I wonder what images we conjure up when we hear the word ‘God’, perhaps we think we are very sophisticated and are beyond childish images, that we think of God as loving and forgiving, but look carefully enough at what your imagination assembles when you hear that word, and you will soon see the images we had of God as children.

In my school, there was a ferocious deputy headmaster (it was always the deputy who was the ferocious one). One year, when we got back from the summer holiday, we noticed that CCTV cameras had been set up all around the school. It was rumoured that in Mr Curry’s office was a cupboard and in it was a bank of monitors, and he would sit in front of them, observing the life of the school in minute detail, ready to pounce on tiniest breaking of the rules. Perhaps you have similar memories of teachers, and perhaps those memories still tinge our mental image of God. As it has been said, ‘If God created man in his image, we have more than returned the compliment’.

Seasons like Lent, seasons of fasting and sorrow for sin, of penitence and abstinence perhaps reinforce these images: that God is a big brother character, sitting in front of a vast network of CCTV screens, observing our every action, our every misdemeanour, our every sin, and  taking careful note until the moment he will strike in judgement.

Perhaps that was the image of God help by the men who in our Gospel reading had caught woman  in the act of adultery. After all, if God is the great observer, who tots up his creatures faults, perhaps we should do the same and poke around to find out who is naughty and who is nice.

What we find in our reading is remarkable though, because Jesus doesn’t step in an say “God isn’t like that. He doesn’t keep a record of our wrongs. God is forgiving!” If Jesus had just said that, it would possibly have given the impression that God was indifferent to sin.

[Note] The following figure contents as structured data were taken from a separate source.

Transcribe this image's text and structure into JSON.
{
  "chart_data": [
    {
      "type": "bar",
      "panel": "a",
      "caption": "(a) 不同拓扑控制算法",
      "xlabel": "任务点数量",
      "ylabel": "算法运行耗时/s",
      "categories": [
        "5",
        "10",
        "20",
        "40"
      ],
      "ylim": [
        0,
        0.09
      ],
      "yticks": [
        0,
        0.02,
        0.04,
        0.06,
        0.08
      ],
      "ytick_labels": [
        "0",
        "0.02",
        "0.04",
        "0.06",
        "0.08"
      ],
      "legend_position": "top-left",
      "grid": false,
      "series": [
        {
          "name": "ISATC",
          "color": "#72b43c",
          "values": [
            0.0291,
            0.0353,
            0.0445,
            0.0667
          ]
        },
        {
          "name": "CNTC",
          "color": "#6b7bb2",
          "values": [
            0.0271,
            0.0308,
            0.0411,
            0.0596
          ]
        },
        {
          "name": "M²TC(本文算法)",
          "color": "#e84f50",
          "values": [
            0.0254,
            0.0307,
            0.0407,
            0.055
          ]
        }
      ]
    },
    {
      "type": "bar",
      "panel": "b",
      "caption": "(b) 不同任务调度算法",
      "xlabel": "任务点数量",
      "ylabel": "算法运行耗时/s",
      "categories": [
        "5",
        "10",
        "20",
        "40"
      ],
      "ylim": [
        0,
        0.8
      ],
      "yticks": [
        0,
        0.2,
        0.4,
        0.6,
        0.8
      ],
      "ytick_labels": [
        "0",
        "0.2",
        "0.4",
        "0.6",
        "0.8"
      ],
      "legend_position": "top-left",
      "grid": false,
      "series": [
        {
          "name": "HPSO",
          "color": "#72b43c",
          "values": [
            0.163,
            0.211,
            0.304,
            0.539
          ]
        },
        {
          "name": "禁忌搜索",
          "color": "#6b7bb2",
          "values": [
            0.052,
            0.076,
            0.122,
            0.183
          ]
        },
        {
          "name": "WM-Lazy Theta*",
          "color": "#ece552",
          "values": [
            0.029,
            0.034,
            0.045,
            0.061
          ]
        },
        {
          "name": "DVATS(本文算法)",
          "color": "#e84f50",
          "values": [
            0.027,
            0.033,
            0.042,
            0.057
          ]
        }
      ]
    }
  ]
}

Instead, Jesus bends down and writes something in the dirt on the ground: perhaps he is writing the ten commandments, perhaps he is writing the sins of the men in the crowd. What he show us though is that God does see us. He sees every one of us from the outrageously sinful to the inwardly sinful, and his love is wounded by inward sins of heart and mind every bit as much as it is wounded by the obvious and outward.

Jesus reminds the men in the crowd that none of us escapes God’s gaze. And then he turns to the woman, the wounded, ill treated sinful woman, and he reminds her that none of us escapes God’s love. A love seen in a stranger who as God in the flesh was without sin, yet refused to condemn her. But in refusing to condemn her he doesn’t gloss over her wrongdoing. God loves her, but he loves her too much to leave her where she is. ‘Go’ he says, ‘and sin no more’. Leave the way of life which is causing you and others harm, and follow God.

This is the power repentance and confession. Can’t God just forgive us, and that’s it. Do we really need to go through public displays of contrition? Yes, because in doing these things we remind ourselves that forgiveness doesn’t mean much if our lives aren’t transformed.

That is the message of Lent. Yes, receive God’s forgiveness, and then go, and sin no more.